I think that the root cause is that this problem seems simple, but is in fact deceptively complex. The result of its perceived simplicity is that software engineers "skip over" this part of the design as a self-evident bit of architecture (we'll "just use a database") and only later do the gaps in the design become real problems. They don't have time, or don't make time, to consider things like the object-relational mismatch, or how the business consumers of the software will really use and abuse their creation when it's loose in the world, or the full implications of their selection of an ORM tool over some other data access method.
So, perhaps foolishly, I am wondering if it's actually possible to lay out how to do this well, in today's environment, using less than a book's-worth of text. It might not be feasible, but I want to take a shot at it anyway. Where are we in the industry, really, if it's not possible to outline the best way to connect applications to data in a couple of pages? I am not an expert, and I'm sure I won't get this exactly right, but perhaps this can at least generate some good discussion. It might be that I have no idea what I am talking about. That happens a lot.
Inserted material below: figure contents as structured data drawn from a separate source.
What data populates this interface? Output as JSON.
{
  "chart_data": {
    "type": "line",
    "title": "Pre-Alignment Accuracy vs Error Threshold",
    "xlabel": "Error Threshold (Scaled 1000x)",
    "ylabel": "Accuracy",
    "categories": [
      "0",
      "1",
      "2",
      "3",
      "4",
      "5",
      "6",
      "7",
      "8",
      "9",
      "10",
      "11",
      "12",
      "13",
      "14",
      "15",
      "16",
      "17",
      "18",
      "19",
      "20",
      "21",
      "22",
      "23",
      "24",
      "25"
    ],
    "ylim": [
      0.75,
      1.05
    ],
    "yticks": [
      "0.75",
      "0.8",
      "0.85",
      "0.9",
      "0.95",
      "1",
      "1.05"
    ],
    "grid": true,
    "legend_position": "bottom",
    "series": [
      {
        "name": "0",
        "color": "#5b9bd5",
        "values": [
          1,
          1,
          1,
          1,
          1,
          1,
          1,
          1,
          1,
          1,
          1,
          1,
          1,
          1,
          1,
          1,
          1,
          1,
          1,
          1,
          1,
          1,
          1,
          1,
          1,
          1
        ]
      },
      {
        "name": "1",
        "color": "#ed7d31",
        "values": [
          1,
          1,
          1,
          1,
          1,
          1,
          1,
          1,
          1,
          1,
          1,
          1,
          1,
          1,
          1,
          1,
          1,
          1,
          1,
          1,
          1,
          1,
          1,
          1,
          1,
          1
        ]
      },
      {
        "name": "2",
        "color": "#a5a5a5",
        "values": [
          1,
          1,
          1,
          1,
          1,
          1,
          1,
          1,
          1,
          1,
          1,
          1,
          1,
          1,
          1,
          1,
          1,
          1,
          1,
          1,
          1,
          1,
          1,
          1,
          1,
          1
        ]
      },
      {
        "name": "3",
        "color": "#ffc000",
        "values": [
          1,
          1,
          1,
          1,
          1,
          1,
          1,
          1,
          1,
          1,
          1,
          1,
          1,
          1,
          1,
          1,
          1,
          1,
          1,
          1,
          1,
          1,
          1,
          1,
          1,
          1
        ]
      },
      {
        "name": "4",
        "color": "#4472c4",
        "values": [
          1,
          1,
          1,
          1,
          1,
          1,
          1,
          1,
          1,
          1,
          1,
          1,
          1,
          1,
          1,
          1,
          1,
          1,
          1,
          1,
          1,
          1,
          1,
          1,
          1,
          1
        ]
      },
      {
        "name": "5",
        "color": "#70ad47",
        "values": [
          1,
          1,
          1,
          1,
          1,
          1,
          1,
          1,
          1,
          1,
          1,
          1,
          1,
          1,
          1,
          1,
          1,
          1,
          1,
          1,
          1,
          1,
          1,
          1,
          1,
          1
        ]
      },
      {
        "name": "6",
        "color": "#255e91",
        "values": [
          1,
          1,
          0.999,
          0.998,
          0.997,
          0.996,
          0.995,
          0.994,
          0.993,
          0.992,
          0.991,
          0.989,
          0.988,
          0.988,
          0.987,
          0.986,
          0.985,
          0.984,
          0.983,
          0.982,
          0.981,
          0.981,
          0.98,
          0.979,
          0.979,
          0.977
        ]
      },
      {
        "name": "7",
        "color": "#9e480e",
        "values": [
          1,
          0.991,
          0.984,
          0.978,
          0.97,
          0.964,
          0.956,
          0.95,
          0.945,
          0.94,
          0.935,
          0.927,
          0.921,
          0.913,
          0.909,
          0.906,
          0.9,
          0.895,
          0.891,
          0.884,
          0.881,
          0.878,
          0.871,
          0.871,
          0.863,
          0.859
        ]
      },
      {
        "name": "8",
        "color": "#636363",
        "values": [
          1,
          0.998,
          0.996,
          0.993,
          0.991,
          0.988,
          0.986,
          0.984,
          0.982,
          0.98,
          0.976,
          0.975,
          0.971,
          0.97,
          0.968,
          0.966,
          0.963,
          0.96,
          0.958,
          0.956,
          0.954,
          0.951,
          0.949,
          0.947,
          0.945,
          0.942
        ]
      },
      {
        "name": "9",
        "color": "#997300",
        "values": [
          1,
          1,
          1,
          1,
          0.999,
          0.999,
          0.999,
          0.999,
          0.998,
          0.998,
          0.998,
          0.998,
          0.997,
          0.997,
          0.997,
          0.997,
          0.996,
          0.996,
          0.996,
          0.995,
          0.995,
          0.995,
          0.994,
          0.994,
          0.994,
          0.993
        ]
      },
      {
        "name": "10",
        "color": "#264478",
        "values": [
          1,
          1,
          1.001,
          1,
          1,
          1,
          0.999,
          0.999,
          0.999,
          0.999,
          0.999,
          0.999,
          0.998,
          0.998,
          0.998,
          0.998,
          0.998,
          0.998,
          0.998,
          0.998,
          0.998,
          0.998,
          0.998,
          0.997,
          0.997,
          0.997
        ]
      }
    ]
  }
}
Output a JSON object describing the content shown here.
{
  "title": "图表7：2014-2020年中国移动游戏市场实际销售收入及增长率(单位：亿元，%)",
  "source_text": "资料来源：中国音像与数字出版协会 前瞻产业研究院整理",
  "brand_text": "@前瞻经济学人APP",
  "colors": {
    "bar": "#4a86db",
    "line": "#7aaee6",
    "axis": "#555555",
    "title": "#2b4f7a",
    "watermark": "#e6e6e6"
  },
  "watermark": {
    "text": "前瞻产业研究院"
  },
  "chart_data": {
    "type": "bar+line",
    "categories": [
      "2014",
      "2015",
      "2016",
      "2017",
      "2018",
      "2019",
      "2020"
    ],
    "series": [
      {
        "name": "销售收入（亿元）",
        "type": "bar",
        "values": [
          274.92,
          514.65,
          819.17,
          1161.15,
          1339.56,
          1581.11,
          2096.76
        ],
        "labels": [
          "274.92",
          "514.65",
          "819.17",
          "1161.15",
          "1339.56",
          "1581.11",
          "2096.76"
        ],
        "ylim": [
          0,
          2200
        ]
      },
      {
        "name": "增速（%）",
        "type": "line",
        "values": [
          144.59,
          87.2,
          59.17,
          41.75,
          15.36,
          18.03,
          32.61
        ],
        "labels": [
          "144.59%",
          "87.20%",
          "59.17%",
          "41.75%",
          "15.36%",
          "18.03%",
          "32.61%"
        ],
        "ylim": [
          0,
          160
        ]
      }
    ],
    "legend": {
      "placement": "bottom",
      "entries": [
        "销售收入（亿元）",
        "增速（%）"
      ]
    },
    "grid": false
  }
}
First, some prerequisites: I'm going to start with the assumption that we know how to write both SQL and OO code well. The audience, lets say, is skilled but looking for good design ideas, so we won't be in the weeds with issues about how to program. (Advice like "Don't use cursors," for example, is a given.) I also want to take as a given that we know about the advantages and disadvantages of things like stored procs, and not belabor that. Finally, it seems reasonable to assume that we want to pursue some basic goals with our imaginary system that are everyone shares:
- We want the combination of database and application to be robust and performant.
- The system should be safe from common attacks like SQL Injection, and should handle failures gracefully.
- We should be able to make revisions to the system to add features or enhance performance without undue pain and suffering. It should be truly modular.
- We are in the real world, making actual apps that some group of people like a business might buy and/or use. Reality counts.
This is just a basic list of goals that it seems like any application architect would want, yet many real-world applications break down around just these fundamental issues.
From a database perspective, most applications look sort of like this:
We’re interested in the best way to structure the yellow and orange bits in the center. We want to negotiate the divide between OO structures and relational structures, while retaining most of the goodness of abstraction, modularity, security, extensibility and so on.
Worthy of note: every real organization I have worked with uses SQL Server or other relational databases as an integration platform, and not just an application “back end.” There are problems and challenges with that, but it’s a basic fact. The idea that the database has some invisible shield around it allowing only one privileged app to connect is a myth, and a destructive one:
In fact, IT groups in many organizations actively select applications where they are allowed access to the data directly in a standard format and interface like SQL. Almost everyone wants or has a data warehouse and a BI solution, or at least custom reporting. The real landscape, for better or worse, looks like this:
This is imperfect, as many developers have pointed out, because “raw” data in SQL Server tables has very little context around it, and only very basic type information. Often it would be ideal to have more sophisticated integration, such as web services, that could be more in tune with the details of how an application models a business process rather than how a database models it – and I would agree, but many businesses simply don’t have that layer or the means to create it, and they do integrate directly from data.
The problem is aggravated by those applications that don’t make any real attempt to accurately model business process in the database, putting all their energy into the object model in the application, alone, on the flawed assumption that the app is the only access that users or systems will have to the data. It’s one of many symptoms of the object-relational conflict we constantly grapple with.
So, at a minimum, we have to look at the goals we’ve set in the context of a real-world scenario where multiple client applications will also access the database, and the data will probably outlive the application.
In my next post, I’m going to start trying to break down what the key architectural decisions have to be made to arrive at a reasonable plan for a data access layer, and see if I can document two or a handful of real, simple design patterns in a reasonable space. I'm a halfway smart guy, and if I can't do that I think we're all in a heap of trouble.